After finishing her blacksmith demonstration, arranged especially to make plenty of noise, Meg Langslow goes with the new Mayor Randall Schiffley and some people from the press to visit the courthouse ostensibly to negotiate with Throckmorton. But while they are in the courthouse near the barrier where Mr. Throxkmorton has locked himself in, they hear a gun shot, and the only person from the evil lender who seems at least a little bit human lies dead. And the evil lender wants to blame Mr. Throckmorton, pressing the police chief to arrest him. Thus, the group of citizens from Caerphilly must work hard to locate not just the murderer but also what the evil lender has been hiding in order to get away with theit tricks.
I have listened to Some Like It Hawk numerous times since I discovered the Meg Langslow series. But since I was finally able to listen to the previous book, The Real Macaw, which was only just released on audio, I got an extra appreciation for this book. This book takes an absurd situation and makes it seem realistic. The title refers to the company that the evil lender has hired to use a hawk to deal with what they call a pigeon infestation, but which really consists of Mr. Throckmorton’s pet pigeons that used to fly in and out of the courthouse. It’s a form of psychological warfare. The owner of the hawk actually likes to work with cadaver vultures, so his vulture, in a test for Meg’s grandfather to prove it can find carrion, lands on the disgusting food booth run by a Pruitt.
The plot to this book is well-drawn. The details are humorous, with the setting and events both funny and unique. Drawn in the style that only Andrews can get away with, the plot takes ridiculous events and makes them believable and laugh-out-loud funny. I have listened to this book at least one, probably two, dozen times, and each time has been as funny as the first.
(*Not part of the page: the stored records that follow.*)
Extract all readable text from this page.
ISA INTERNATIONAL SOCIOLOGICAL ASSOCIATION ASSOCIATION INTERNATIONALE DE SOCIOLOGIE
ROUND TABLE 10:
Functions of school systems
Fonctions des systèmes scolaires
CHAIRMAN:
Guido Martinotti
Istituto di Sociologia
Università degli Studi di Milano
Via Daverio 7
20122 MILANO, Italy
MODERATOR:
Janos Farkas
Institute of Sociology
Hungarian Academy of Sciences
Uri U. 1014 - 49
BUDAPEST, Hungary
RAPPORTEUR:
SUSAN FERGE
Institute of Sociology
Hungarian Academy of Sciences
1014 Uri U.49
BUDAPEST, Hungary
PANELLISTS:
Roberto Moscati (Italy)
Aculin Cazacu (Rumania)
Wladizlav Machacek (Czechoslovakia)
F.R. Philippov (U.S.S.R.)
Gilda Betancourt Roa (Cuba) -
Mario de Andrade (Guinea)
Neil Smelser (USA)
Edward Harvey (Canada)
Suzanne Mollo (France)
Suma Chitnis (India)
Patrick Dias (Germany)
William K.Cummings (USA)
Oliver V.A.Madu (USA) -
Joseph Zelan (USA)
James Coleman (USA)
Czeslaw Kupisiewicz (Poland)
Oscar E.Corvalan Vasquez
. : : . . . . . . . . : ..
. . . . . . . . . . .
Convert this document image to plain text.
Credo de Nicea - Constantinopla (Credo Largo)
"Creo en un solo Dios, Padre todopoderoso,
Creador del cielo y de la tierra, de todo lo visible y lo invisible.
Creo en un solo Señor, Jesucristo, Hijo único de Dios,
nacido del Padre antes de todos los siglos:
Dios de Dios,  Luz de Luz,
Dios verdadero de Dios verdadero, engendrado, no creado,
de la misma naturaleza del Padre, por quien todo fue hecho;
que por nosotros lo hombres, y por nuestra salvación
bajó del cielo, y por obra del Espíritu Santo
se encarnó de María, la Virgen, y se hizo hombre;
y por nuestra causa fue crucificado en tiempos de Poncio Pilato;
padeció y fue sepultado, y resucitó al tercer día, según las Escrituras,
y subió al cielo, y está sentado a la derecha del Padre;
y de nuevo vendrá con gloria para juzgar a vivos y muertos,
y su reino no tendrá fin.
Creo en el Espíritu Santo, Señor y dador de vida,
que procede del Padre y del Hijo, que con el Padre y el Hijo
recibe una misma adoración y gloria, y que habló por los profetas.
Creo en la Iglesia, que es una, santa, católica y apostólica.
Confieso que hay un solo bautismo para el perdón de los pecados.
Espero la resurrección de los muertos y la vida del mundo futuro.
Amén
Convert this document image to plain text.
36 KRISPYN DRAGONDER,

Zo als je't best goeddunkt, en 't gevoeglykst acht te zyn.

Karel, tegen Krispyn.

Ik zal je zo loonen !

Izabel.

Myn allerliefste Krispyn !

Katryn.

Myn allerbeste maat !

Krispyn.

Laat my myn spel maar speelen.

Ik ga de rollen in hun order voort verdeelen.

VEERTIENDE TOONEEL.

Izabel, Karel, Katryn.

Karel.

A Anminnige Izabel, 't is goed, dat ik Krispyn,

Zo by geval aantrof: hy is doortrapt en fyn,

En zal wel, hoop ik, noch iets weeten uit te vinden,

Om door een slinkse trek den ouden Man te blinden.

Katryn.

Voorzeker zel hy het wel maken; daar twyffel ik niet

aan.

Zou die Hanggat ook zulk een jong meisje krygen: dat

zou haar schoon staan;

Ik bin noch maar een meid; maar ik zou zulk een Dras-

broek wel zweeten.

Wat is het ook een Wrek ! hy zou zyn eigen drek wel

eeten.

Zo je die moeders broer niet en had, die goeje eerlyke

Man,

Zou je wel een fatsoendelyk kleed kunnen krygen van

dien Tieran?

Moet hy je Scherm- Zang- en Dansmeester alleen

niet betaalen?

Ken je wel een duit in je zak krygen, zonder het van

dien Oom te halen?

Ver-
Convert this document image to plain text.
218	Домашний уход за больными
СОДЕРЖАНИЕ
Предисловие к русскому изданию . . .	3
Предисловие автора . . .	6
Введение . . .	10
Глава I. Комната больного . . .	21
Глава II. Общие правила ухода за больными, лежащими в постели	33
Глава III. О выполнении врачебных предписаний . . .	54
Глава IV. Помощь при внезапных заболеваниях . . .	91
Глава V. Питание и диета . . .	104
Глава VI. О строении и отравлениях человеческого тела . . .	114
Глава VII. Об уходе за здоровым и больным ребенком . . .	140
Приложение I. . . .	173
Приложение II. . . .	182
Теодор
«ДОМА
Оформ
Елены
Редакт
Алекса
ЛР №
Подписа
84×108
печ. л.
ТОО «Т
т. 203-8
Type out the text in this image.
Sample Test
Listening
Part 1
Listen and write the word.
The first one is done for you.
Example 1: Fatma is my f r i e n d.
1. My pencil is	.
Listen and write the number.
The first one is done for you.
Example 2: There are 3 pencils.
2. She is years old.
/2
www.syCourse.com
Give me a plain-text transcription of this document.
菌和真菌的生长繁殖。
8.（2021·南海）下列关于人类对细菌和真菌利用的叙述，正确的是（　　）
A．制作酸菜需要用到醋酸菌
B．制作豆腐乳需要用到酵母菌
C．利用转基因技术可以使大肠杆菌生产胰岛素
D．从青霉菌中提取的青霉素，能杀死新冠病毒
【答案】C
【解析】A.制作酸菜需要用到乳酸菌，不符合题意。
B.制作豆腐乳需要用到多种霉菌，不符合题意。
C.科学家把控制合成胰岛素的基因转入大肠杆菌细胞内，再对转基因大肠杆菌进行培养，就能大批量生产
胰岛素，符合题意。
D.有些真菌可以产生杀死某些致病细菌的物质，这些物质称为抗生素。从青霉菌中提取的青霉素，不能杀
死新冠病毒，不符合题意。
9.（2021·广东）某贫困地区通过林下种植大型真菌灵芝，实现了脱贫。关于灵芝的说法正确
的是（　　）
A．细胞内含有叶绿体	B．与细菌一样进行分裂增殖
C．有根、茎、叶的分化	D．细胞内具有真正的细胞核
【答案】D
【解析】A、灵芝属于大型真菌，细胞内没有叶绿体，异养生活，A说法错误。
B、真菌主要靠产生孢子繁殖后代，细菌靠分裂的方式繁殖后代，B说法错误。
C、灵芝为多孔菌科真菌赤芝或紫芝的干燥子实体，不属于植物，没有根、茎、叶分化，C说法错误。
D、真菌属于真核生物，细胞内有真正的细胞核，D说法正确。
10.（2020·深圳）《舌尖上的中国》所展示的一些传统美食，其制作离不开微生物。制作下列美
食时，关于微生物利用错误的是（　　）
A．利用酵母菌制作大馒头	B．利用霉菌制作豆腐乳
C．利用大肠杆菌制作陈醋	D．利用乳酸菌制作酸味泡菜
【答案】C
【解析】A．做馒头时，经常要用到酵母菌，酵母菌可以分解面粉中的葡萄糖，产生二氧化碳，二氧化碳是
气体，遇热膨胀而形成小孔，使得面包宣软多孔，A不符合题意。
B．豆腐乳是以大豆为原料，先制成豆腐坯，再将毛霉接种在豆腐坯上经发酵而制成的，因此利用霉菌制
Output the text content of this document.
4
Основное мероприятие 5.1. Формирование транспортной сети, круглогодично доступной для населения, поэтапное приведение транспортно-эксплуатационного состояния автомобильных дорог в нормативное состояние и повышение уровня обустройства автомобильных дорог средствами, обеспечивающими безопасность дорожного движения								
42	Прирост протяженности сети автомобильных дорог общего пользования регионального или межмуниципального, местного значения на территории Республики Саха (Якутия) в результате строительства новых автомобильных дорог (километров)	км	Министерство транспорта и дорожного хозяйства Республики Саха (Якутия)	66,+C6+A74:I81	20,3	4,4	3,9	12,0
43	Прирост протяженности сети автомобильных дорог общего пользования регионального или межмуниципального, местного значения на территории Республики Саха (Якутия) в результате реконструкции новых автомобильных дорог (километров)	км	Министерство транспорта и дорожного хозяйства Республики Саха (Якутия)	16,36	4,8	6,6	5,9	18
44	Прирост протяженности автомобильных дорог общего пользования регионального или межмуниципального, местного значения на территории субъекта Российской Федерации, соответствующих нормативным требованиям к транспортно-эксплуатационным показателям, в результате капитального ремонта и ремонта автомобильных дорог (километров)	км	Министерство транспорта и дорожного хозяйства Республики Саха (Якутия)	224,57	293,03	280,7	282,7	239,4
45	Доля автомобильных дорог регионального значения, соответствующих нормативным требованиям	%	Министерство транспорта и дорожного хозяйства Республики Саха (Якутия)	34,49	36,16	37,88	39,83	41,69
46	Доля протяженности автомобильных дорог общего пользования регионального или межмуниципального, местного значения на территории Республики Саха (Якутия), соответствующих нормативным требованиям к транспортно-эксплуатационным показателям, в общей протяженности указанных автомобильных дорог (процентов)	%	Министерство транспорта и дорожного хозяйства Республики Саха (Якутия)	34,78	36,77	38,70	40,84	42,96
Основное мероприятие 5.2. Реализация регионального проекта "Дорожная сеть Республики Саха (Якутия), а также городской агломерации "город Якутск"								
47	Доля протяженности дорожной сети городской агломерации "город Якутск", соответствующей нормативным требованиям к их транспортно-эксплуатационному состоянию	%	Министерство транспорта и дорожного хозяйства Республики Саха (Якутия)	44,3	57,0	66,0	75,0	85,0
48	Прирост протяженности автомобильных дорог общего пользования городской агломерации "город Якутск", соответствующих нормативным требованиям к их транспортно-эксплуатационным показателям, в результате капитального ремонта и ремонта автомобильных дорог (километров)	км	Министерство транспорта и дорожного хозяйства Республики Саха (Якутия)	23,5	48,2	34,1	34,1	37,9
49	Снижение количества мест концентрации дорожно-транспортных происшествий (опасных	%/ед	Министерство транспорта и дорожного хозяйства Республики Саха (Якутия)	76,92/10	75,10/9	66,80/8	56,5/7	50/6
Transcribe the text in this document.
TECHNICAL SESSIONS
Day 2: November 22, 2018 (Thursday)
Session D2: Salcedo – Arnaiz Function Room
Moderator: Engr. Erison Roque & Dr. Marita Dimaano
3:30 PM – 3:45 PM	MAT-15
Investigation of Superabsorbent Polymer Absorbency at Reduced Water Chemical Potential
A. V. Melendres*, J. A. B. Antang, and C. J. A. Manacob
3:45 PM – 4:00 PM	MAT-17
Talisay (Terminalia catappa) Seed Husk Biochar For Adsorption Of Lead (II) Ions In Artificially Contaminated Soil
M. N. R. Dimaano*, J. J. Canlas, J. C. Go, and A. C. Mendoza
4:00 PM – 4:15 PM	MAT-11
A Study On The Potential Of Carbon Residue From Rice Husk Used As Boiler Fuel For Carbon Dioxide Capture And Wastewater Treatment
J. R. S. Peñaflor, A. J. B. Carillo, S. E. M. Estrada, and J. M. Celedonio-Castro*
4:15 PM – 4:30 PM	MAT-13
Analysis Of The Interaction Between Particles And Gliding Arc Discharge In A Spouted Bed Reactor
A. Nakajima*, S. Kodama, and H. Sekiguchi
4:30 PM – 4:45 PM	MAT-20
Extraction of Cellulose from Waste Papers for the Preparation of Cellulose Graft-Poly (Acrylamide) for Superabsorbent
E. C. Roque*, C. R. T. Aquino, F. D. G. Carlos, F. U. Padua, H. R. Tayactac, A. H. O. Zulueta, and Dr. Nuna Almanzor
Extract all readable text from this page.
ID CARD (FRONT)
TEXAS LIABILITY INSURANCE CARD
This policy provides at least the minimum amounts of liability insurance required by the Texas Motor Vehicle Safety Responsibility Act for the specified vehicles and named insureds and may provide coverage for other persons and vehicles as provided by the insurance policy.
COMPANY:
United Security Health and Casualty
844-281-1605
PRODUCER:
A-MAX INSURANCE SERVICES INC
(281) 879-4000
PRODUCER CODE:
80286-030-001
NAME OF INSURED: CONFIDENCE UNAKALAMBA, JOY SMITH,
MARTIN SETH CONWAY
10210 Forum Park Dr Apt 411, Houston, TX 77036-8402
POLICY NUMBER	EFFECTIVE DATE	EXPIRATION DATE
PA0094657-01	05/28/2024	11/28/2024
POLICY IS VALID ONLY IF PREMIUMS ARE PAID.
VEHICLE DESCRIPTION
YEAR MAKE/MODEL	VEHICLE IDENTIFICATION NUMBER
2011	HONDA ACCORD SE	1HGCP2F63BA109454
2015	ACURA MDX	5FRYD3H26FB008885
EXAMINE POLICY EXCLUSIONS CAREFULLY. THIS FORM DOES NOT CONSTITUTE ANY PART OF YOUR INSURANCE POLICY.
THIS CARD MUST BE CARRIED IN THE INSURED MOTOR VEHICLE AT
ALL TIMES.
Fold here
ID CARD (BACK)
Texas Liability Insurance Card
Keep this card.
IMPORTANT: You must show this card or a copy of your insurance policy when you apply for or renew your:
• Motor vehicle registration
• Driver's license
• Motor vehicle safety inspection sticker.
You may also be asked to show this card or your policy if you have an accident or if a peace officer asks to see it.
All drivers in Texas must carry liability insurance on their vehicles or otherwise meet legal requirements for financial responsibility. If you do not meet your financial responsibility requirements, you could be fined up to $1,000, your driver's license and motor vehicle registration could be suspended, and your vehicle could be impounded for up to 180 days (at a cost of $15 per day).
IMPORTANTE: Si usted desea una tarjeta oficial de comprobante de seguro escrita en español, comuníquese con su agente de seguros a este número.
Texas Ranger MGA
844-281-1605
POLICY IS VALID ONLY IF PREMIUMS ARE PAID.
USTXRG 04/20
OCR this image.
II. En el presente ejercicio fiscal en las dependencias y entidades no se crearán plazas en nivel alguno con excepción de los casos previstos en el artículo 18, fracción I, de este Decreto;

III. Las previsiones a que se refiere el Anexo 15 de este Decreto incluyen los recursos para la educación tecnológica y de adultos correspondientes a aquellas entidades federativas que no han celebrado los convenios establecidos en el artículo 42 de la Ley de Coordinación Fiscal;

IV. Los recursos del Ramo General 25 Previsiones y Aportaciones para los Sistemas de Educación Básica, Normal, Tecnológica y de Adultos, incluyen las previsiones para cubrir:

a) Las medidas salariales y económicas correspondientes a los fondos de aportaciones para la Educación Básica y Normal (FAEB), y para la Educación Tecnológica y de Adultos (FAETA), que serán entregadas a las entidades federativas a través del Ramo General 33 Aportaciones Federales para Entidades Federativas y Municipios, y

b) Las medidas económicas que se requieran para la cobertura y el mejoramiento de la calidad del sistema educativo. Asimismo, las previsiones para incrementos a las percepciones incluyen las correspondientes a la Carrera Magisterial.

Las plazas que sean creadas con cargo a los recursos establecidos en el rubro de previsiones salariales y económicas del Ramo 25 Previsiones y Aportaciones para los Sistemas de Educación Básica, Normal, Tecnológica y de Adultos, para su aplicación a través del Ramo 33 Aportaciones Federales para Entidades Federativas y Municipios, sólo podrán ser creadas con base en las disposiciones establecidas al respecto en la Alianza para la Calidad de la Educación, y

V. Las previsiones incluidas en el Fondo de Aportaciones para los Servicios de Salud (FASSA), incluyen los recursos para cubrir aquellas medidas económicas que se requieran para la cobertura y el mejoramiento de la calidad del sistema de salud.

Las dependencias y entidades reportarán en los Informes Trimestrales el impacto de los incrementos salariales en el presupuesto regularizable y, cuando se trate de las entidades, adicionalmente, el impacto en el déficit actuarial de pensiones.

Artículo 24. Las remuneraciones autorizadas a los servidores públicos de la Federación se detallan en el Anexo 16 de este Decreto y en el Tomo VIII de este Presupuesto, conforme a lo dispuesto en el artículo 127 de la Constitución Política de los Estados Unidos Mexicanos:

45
While the plot of Some Like It Hawk is well- drawn, it is the characters who especially make the book and others in the series particularly memorable. Meg serves as the straight woman to all the other unique characters. For example, her father, the semi- retired physician, loves nothing more than a mystery and a dead body to solve. He gets to do his work as medical examiner in this book because Dr. Smoot, who likes to dress as a vampire, is highly claustrophobic and is afraid to go to the basement to look at the body. Another character, octogenarian Caroline Wilner, gets Meg to burgle the Caerphilly Inn, using a dead drop to get the pass key to all the rooms.
I love the performance Bernadette Dunne does in the audio version of this book. She does a lot to help make the book even more believable and enjoyable. We feel the laughter in her voice as she performs this fun and humorous book. I thoroughly appreciate the work of Dunne, and even when I read the first three books in the series, which are not on audio, I heard the voices, inflections, and expressions of Dunne’s voice.
If you have never read or listened to any of the Meg Langslow books, I’d recommend starting with another, since this one follows the ending of The Real Macaw. But even if you start with Some Like It Hawk, you will love this book. It is delightful, with a clever plot and creative, endearing characters. I give this book five stars!